Emda is praised for backing business in recession
The East Midlands Development Agency (Emda) - which is being scrapped - has been praised for helping businesses during the recession.
The National Audit Office said Emda had performed strongly in making more than £10m available to firms who could not get loans elsewhere.
The agency claimed it had helped nearly 60 businesses survive the downturn.
The Regional Development Agencies are to be replaced in 2012 by more locally based enterprise bodies.
The Audit Office was commissioned by the previous government to look at how Emda was performing in three areas - delivering projects in the recession, implementing in-house improvement plans and monitoring value for money.
Inspectors said it had performed strongly in all areas.
It particularly praised its early reaction to the credit crunch, including financial support for businesses through the £3m Enterprise Loans East Midlands fund, the £1m Business Transformation Grant programme and the £6m Transition Loan Fund.
Emda estimated the Transition Loan Fund alone, which was available to small and medium sized businesses, had created or safeguarded more than 1,000 jobs.
One of the firms helped was Nottingham-based Doff Portland, which makes insecticides.
Lorna Page, from the company, said: "It was very important for us, at a time when banks are making it more difficult for businesses to move around and get the funding they need.
"The Transition Loan Fund was very important for us to make that move and build a future here for the business."
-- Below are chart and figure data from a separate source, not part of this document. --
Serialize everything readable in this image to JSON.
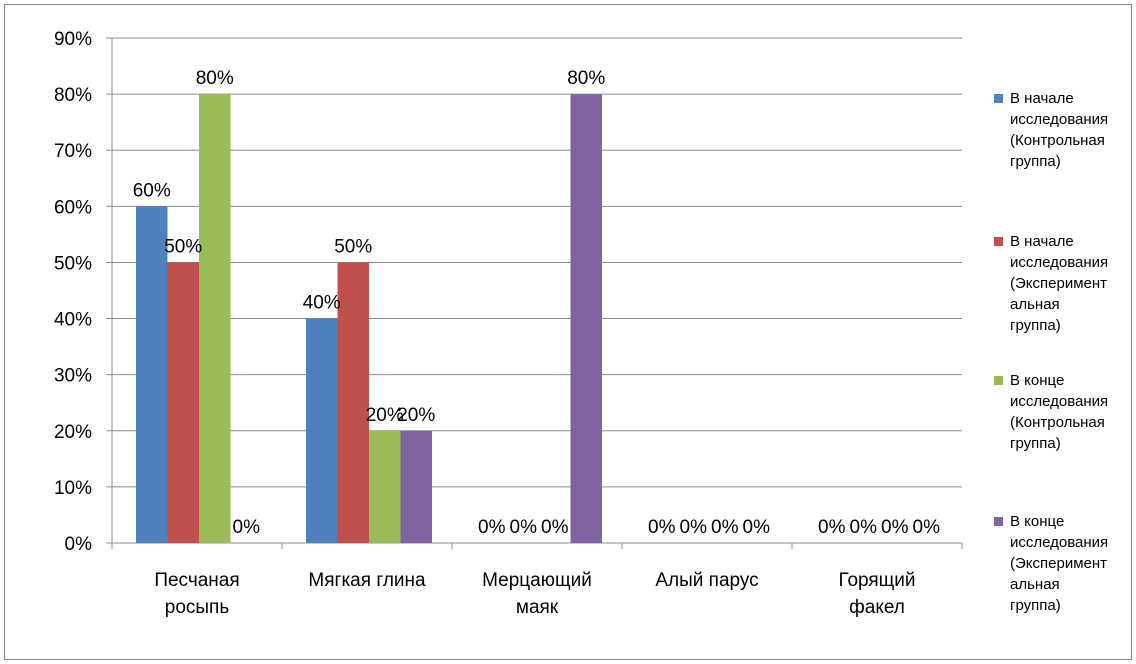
{
  "chart_data": {
    "type": "bar",
    "categories": [
      [
        "Песчаная",
        "росыпь"
      ],
      [
        "Мягкая глина"
      ],
      [
        "Мерцающий",
        "маяк"
      ],
      [
        "Алый парус"
      ],
      [
        "Горящий",
        "факел"
      ]
    ],
    "series": [
      {
        "name_lines": [
          "В начале",
          "исследования",
          "(Контрольная",
          "группа)"
        ],
        "color": "#4f81bd",
        "values": [
          60,
          40,
          0,
          0,
          0
        ],
        "labels": [
          "60%",
          "40%",
          "0%",
          "0%",
          "0%"
        ]
      },
      {
        "name_lines": [
          "В начале",
          "исследования",
          "(Эксперимент",
          "альная",
          "группа)"
        ],
        "color": "#c0504d",
        "values": [
          50,
          50,
          0,
          0,
          0
        ],
        "labels": [
          "50%",
          "50%",
          "0%",
          "0%",
          "0%"
        ]
      },
      {
        "name_lines": [
          "В конце",
          "исследования",
          "(Контрольная",
          "группа)"
        ],
        "color": "#9bbb59",
        "values": [
          80,
          20,
          0,
          0,
          0
        ],
        "labels": [
          "80%",
          "20%",
          "0%",
          "0%",
          "0%"
        ]
      },
      {
        "name_lines": [
          "В конце",
          "исследования",
          "(Эксперимент",
          "альная",
          "группа)"
        ],
        "color": "#8064a2",
        "values": [
          0,
          20,
          80,
          0,
          0
        ],
        "labels": [
          "0%",
          "20%",
          "80%",
          "0%",
          "0%"
        ]
      }
    ],
    "yticks": [
      "0%",
      "10%",
      "20%",
      "30%",
      "40%",
      "50%",
      "60%",
      "70%",
      "80%",
      "90%"
    ],
    "ylim": [
      0,
      90
    ],
    "grid": true,
    "legend_position": "right"
  }
}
Emda's chief executive, Jeff Moore, said he was pleased the report, known as Independent Supplementary Review, had recognised their work.
"We are delighted that Emda has received the highest possible score of 'strong' for all three criteria assessed in the ISR, demonstrating the important role we have played in supporting the East Midlands' economy, particularly through the recent economic downturn."
The Regional Development Agencies are to be replaced by Local Enterprise Partnerships.